I can access the jira now. Maybe it's better to copy the discussion here:
On 12/08/10 14:48, "Wang, Yongkun | Yongkun | BDD" <firstname.lastname@example.org> wrote:
I am working on the patch now, it's not difficult. I have listed the changes in that JIRA.
I think you misunderstand my design, I didn't maintain the order of the events. Instead I make sure that each sink will get the same events (or different events specified by selector).
Suppose Channel (mc) contains the following events: 4,3,2,1
If simply enable it by configuration, it may work like this:
Sink "hsa" may get 1,3;
Sink "hsb" may get 2,4;
So different sink will get different data. Is this what user wants?
In my design, "hsa" and "hsb" will both get "4,3,2,1". This is a typical case when user want to fan-out the data into two places (eg. One for batch and and another for real-time analysis).
On 12/08/10 14:29, "Denny Ye" <email@example.com> wrote:
JIRA can be accessed now.
I think it might be difficult to understand the order of events from
your thought. If we don't care about the order, can discuss the value and
feasibility. In my opinion, data ingest flow is order unawareness, at
least, not such important for us. You can try to verify your proposal and
give us result. It may be some difficulties in keeping transaction with
2012/8/10 Wang, Yongkun | Yongkun | BDD <firstname.lastname@example.org>
JIRA is down again?
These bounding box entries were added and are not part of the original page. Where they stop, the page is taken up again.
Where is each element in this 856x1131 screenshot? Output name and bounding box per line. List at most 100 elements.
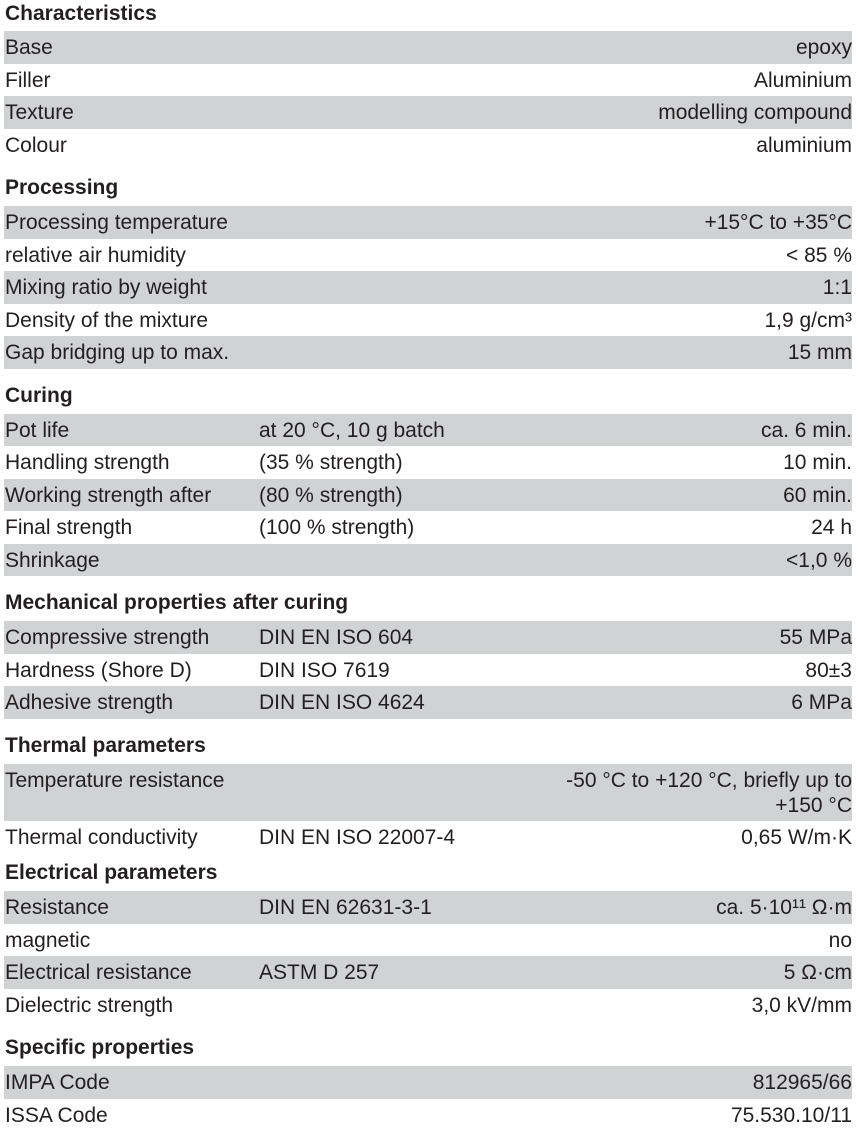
property-value: 10 min.	[519, 450, 852, 475]
table-row: Handling strength(35 % strength)10 min.	[4, 446, 852, 479]
section-heading: Mechanical properties after curing	[0, 576, 856, 621]
property-label: Texture	[4, 100, 259, 125]
test-method: ASTM D 257	[259, 960, 519, 985]
table-row: Texture modelling compound	[4, 96, 852, 129]
test-method: (100 % strength)	[259, 515, 519, 540]
table-row: relative air humidity < 85 %	[4, 239, 852, 272]
property-value: < 85 %	[519, 243, 852, 268]
property-value: <1,0 %	[519, 548, 852, 573]
property-label: Temperature resistance	[4, 768, 259, 793]
property-label: Handling strength	[4, 450, 259, 475]
section-heading: Electrical parameters	[0, 853, 856, 891]
property-value: 3,0 kV/mm	[519, 993, 852, 1018]
property-label: Electrical resistance	[4, 960, 259, 985]
section-specific-properties: Specific properties IMPA Code 812965/66 ISS…	[0, 1021, 856, 1131]
section-processing: Processing Processing temperature +15°C to…	[0, 161, 856, 369]
property-value: modelling compound	[519, 100, 852, 125]
table-row: Shrinkage <1,0 %	[4, 544, 852, 577]
table-row: Mixing ratio by weight 1:1	[4, 271, 852, 304]
table-row: Density of the mixture 1,9 g/cm³	[4, 304, 852, 337]
property-label: Compressive strength	[4, 625, 259, 650]
table-row: Base epoxy	[4, 31, 852, 64]
property-label: magnetic	[4, 928, 259, 953]
property-label: Hardness (Shore D)	[4, 658, 259, 683]
test-method: DIN EN ISO 604	[259, 625, 519, 650]
section-heading: Characteristics	[0, 0, 856, 31]
table-row: ISSA Code 75.530.10/11	[4, 1099, 852, 1131]
table-row: Gap bridging up to max. 15 mm	[4, 336, 852, 369]
table-row: Working strength after(80 % strength)60 …	[4, 479, 852, 512]
section-heading: Thermal parameters	[0, 719, 856, 764]
property-value: +15°C to +35°C	[519, 210, 852, 235]
property-label: Final strength	[4, 515, 259, 540]
property-value: -50 °C to +120 °C, briefly up to +150 °C	[519, 768, 852, 818]
property-value: 6 MPa	[519, 690, 852, 715]
section-heading: Processing	[0, 161, 856, 206]
test-method: DIN ISO 7619	[259, 658, 519, 683]
property-value: ca. 6 min.	[519, 418, 852, 443]
property-value: 75.530.10/11	[519, 1103, 852, 1128]
property-value: 812965/66	[519, 1070, 852, 1095]
property-label: Density of the mixture	[4, 308, 259, 333]
property-label: ISSA Code	[4, 1103, 259, 1128]
property-value: no	[519, 928, 852, 953]
property-label: relative air humidity	[4, 243, 259, 268]
property-value: 55 MPa	[519, 625, 852, 650]
test-method: DIN EN 62631-3-1	[259, 895, 519, 920]
property-label: Dielectric strength	[4, 993, 259, 1018]
section-heading: Curing	[0, 369, 856, 414]
test-method: (35 % strength)	[259, 450, 519, 475]
property-label: Adhesive strength	[4, 690, 259, 715]
property-label: Mixing ratio by weight	[4, 275, 259, 300]
table-row: Final strength(100 % strength)24 h	[4, 511, 852, 544]
test-method: DIN EN ISO 22007-4	[259, 825, 519, 850]
test-method: at 20 °C, 10 g batch	[259, 418, 519, 443]
section-characteristics: Characteristics Base epoxy Filler Aluminium T…	[0, 0, 856, 161]
property-label: Colour	[4, 133, 259, 158]
property-value: 1:1	[519, 275, 852, 300]
property-label: IMPA Code	[4, 1070, 259, 1095]
table-row: Colour aluminium	[4, 129, 852, 162]
property-value: aluminium	[519, 133, 852, 158]
property-value: 15 mm	[519, 340, 852, 365]
property-value: Aluminium	[519, 68, 852, 93]
property-label: Shrinkage	[4, 548, 259, 573]
property-value: epoxy	[519, 35, 852, 60]
property-label: Gap bridging up to max.	[4, 340, 259, 365]
property-value: 80±3	[519, 658, 852, 683]
property-label: Filler	[4, 68, 259, 93]
section-heading: Specific properties	[0, 1021, 856, 1066]
table-row: Dielectric strength 3,0 kV/mm	[4, 989, 852, 1022]
test-method: (80 % strength)	[259, 483, 519, 508]
property-label: Base	[4, 35, 259, 60]
property-value: 1,9 g/cm³	[519, 308, 852, 333]
property-value: 0,65 W/m·K	[519, 825, 852, 850]
table-row: IMPA Code 812965/66	[4, 1066, 852, 1099]
property-value: 5 Ω·cm	[519, 960, 852, 985]
property-value: ca. 5·10¹¹ Ω·m	[519, 895, 852, 920]
property-label: Processing temperature	[4, 210, 259, 235]
property-value: 60 min.	[519, 483, 852, 508]
property-label: Resistance	[4, 895, 259, 920]
table-row: Filler Aluminium	[4, 64, 852, 97]
property-label: Pot life	[4, 418, 259, 443]
table-row: magnetic no	[4, 924, 852, 957]
property-label: Thermal conductivity	[4, 825, 259, 850]
table-row: Processing temperature +15°C to +35°C	[4, 206, 852, 239]
property-label: Working strength after	[4, 483, 259, 508]
table-row: Temperature resistance -50 °C to +120 °C,…	[4, 764, 852, 821]
property-value: 24 h	[519, 515, 852, 540]
test-method: DIN EN ISO 4624	[259, 690, 519, 715]
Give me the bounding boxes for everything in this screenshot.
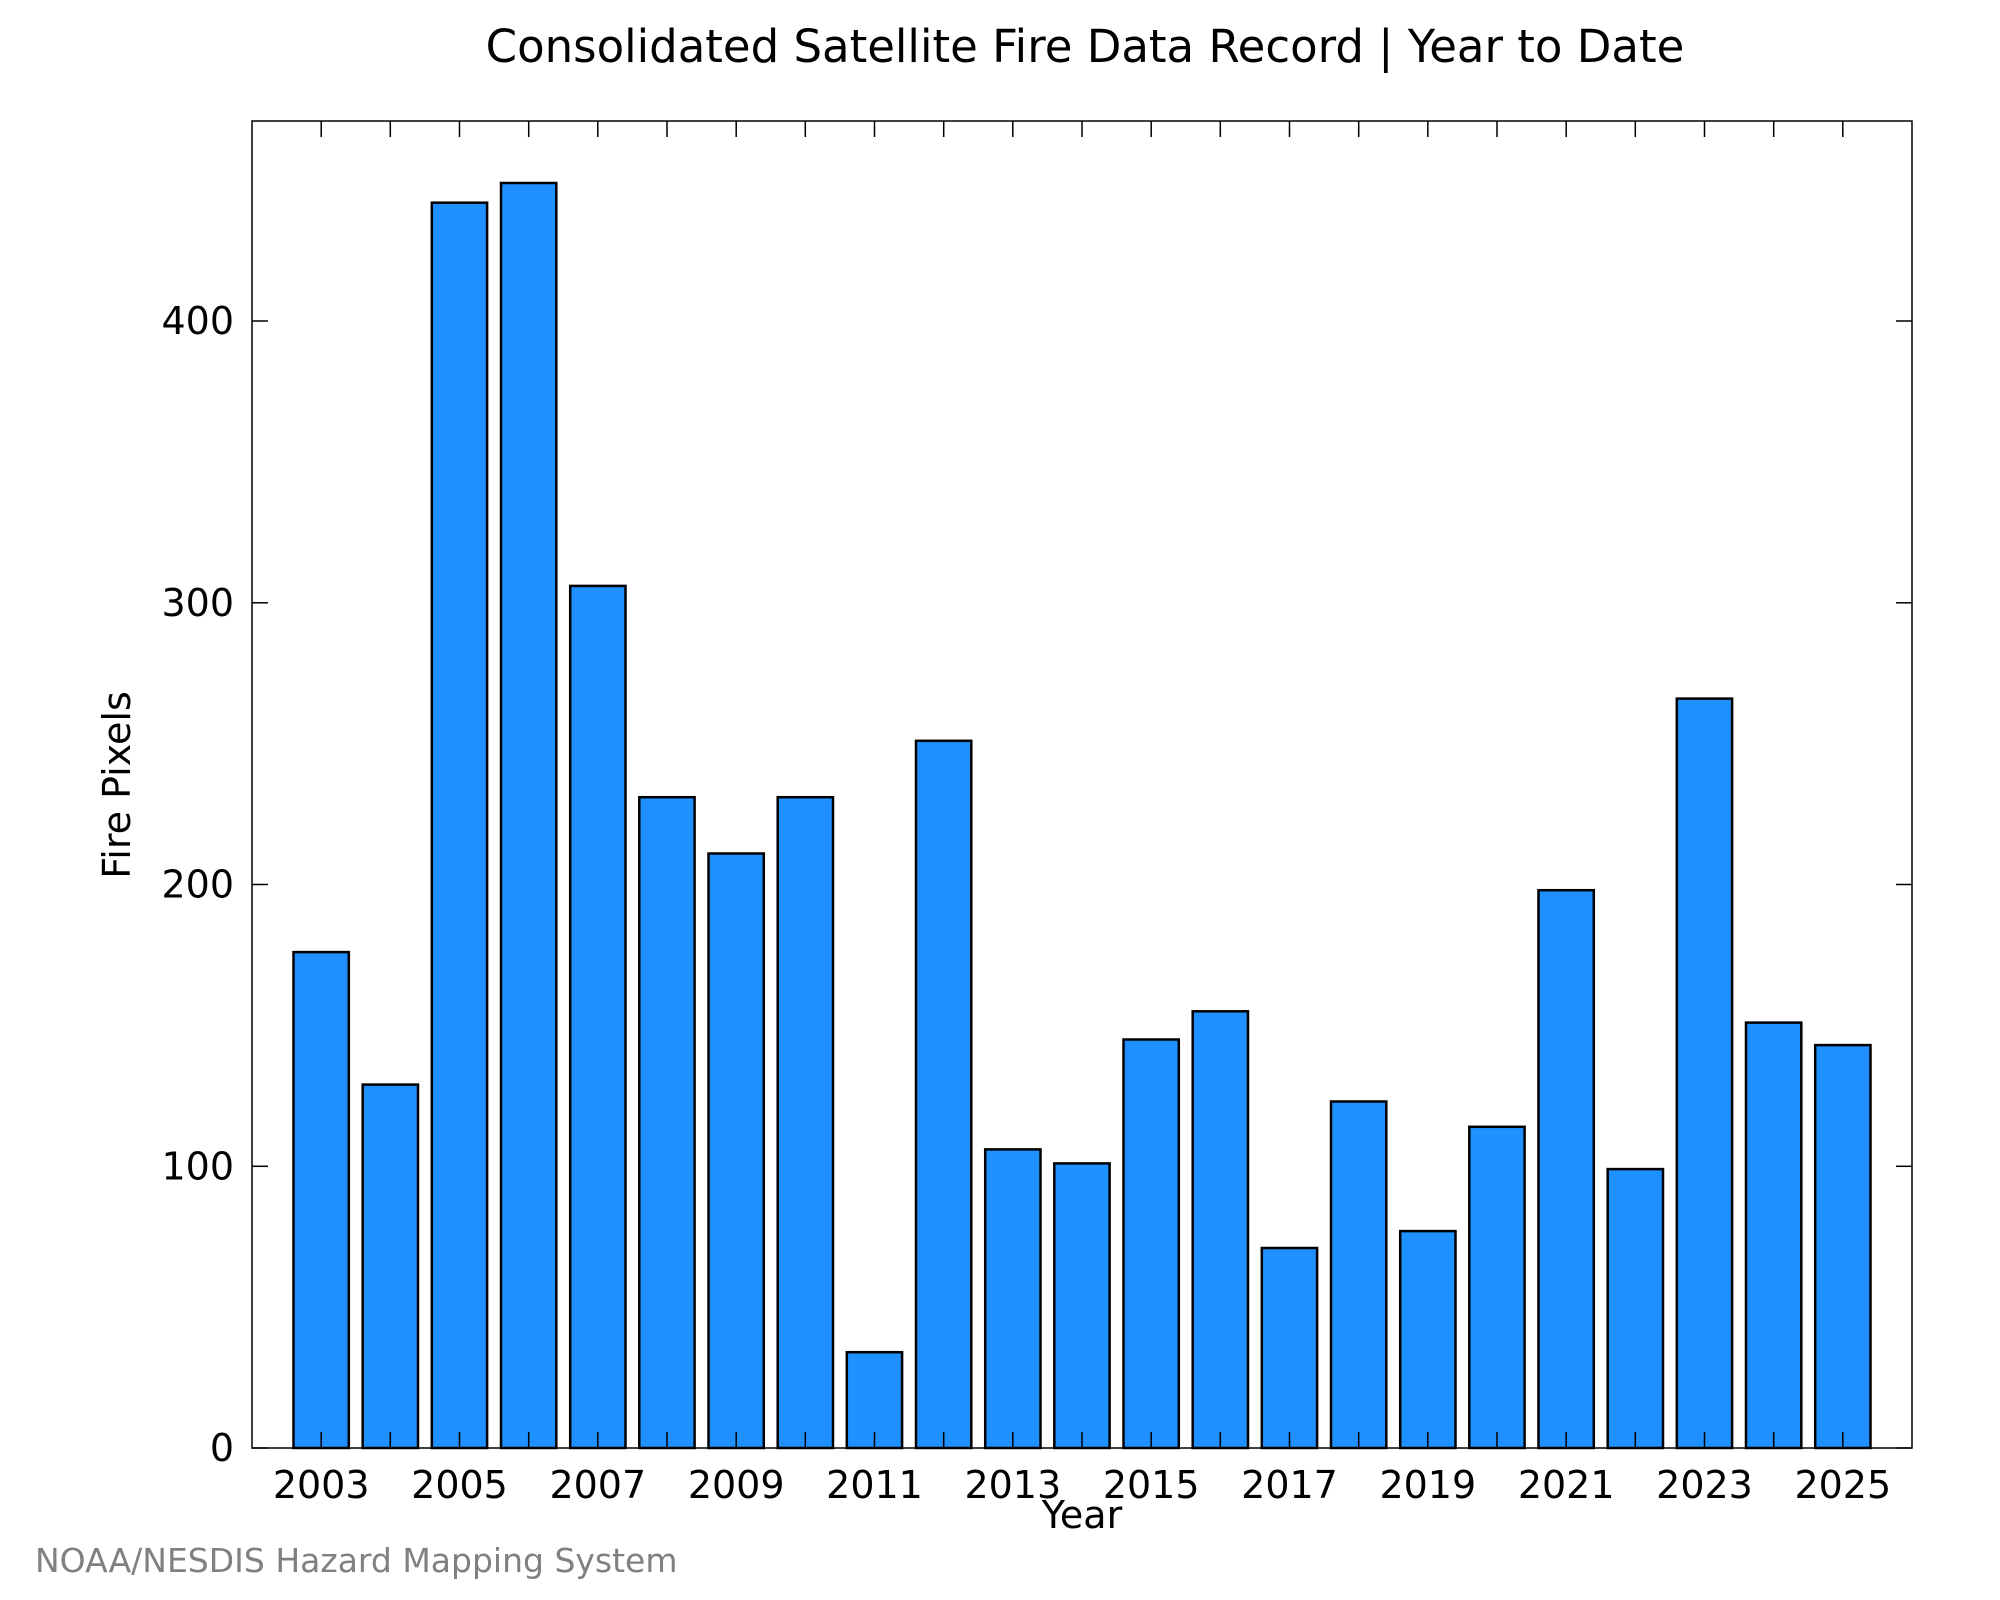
- y-axis-label: Fire Pixels: [95, 691, 139, 879]
- x-tick-label-2003: 2003: [273, 1463, 370, 1507]
- x-tick-label-2013: 2013: [964, 1463, 1061, 1507]
- bar-2019: [1398, 1229, 1457, 1450]
- x-tick-label-2011: 2011: [826, 1463, 923, 1507]
- bar-2005: [430, 201, 489, 1450]
- bar-2012: [914, 739, 973, 1450]
- bar-2014: [1053, 1162, 1111, 1450]
- bar-2018: [1329, 1100, 1388, 1450]
- x-tick-label-2021: 2021: [1518, 1463, 1615, 1507]
- bar-2013: [983, 1148, 1042, 1450]
- x-tick-label-2015: 2015: [1103, 1463, 1200, 1507]
- bar-2021: [1537, 888, 1596, 1450]
- bar-2006: [499, 181, 558, 1450]
- y-tick-label-400: 400: [161, 299, 234, 343]
- x-tick-label-2017: 2017: [1241, 1463, 1338, 1507]
- bar-2010: [776, 795, 835, 1450]
- plot-frame: [251, 120, 1913, 1449]
- bar-2003: [292, 950, 351, 1450]
- bar-2022: [1606, 1167, 1665, 1450]
- bar-2017: [1260, 1246, 1319, 1450]
- bar-2023: [1675, 697, 1734, 1450]
- x-tick-label-2025: 2025: [1794, 1463, 1891, 1507]
- bar-2004: [361, 1083, 420, 1450]
- bar-2025: [1813, 1043, 1872, 1450]
- bar-2015: [1122, 1038, 1181, 1450]
- bar-2008: [638, 795, 696, 1450]
- y-tick-label-100: 100: [161, 1144, 234, 1188]
- y-tick-labels: 0 100 200 300 400: [161, 299, 234, 1470]
- x-tick-label-2005: 2005: [411, 1463, 508, 1507]
- bar-2024: [1744, 1021, 1803, 1450]
- bar-2007: [568, 584, 627, 1450]
- x-tick-label-2009: 2009: [688, 1463, 785, 1507]
- x-tick-label-2007: 2007: [549, 1463, 646, 1507]
- y-tick-label-300: 300: [161, 581, 234, 625]
- source-credit: NOAA/NESDIS Hazard Mapping System: [35, 1541, 678, 1580]
- bar-2009: [707, 852, 766, 1450]
- bar-2020: [1468, 1125, 1526, 1450]
- bar-2016: [1191, 1010, 1250, 1450]
- chart-title: Consolidated Satellite Fire Data Record …: [486, 20, 1685, 73]
- y-tick-label-0: 0: [210, 1426, 234, 1470]
- x-axis-label: Year: [1041, 1493, 1123, 1537]
- x-tick-label-2023: 2023: [1656, 1463, 1753, 1507]
- bars-group: [292, 181, 1872, 1450]
- x-tick-label-2019: 2019: [1379, 1463, 1476, 1507]
- x-tick-labels: 2003 2005 2007 2009 2011 2013 2015 2017 2019 2021…: [273, 1463, 1891, 1507]
- y-tick-label-200: 200: [161, 863, 234, 907]
- ticks-group: [252, 121, 1912, 1449]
I cannot connect to it and comment there.
I have a proposal in "Transactional Multiplex (fan out) Sink"):
Which contains the design of one channel to multiple sinks.
You can search the email since JIRA cannot be accessed.
I think this is more than a configuration issue. If simply enable several sinks on the same channel, they will take it either in a round-robin mode or in a unpredictable mode if the speed of sinks are different.
So it's better to have a even higher level transaction control instead of the transaction in the process() of each sink, as I describe in FLUME-1435.